In [None]:
# This Python 3 environment comes with many helpful analytics libraries installed
# It is defined by the kaggle/python Docker image: https://github.com/kaggle/docker-python
# For example, here's several helpful packages to load

import numpy as np # linear algebra
import pandas as pd # data processing, CSV file I/O (e.g. pd.read_csv)

# Input data files are available in the read-only "../input/" directory
# For example, running this (by clicking run or pressing Shift+Enter) will list all files under the input directory

import os
for dirname, _, filenames in os.walk('/kaggle/input'):
    for filename in filenames:
        print(os.path.join(dirname, filename))

# You can write up to 20GB to the current directory (/kaggle/working/) that gets preserved as output when you create a version using "Save & Run All" 
# You can also write temporary files to /kaggle/temp/, but they won't be saved outside of the current session

# **Imputation**

Datasets may have missing values, and this can cause problems for many machine learning algorithms.
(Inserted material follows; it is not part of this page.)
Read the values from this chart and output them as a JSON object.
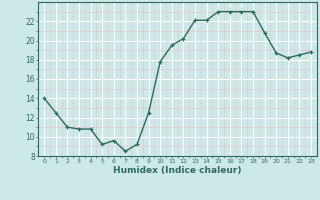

As such, it is good practice to identify and replace missing values for each column in your input data prior to modeling your prediction task. This is called missing data imputation, or imputing for short.

**Imputation is a technique used for replacing the missing data with some substitute value to retain most of the data/information of the dataset. These techniques are used because removing the data from the dataset every time is not feasible and can lead to a reduction in the size of the dataset to a large extend, which not only raises concerns for biasing the dataset but also leads to incorrect analysis.**

![imp1](https://miro.medium.com/max/1400/1*PovaJ2Ka7PdlJinqjHAwDQ.png)

#### **Note**

* *Missing values must be marked with NaN values and can be replaced with statistical measures to calculate the column of values.*
* *How to load a CSV value with missing values and mark the missing values with NaN values and report the number and percentage of missing values for each column.*
* *How to impute missing values with statistics as a data preparation method when evaluating models and when fitting a final model to make predictions on new data.*

## **Why Its Needed?**

We use imputation because Missing data can cause the below issues: –

1. **Incompatible with most of the Python libraries used in Machine Learning:-** Yes, you read it right. While using the libraries for ML(the most common is skLearn), they don’t have a provision to automatically handle these missing data and can lead to errors.
2. **Distortion in Dataset:-** A huge amount of missing data can cause distortions in the variable distribution i.e it can increase or decrease the value of a particular category in the dataset.
3. **Affects the Final Model:-** the missing data can cause a bias in the dataset and can lead to a faulty analysis by the model.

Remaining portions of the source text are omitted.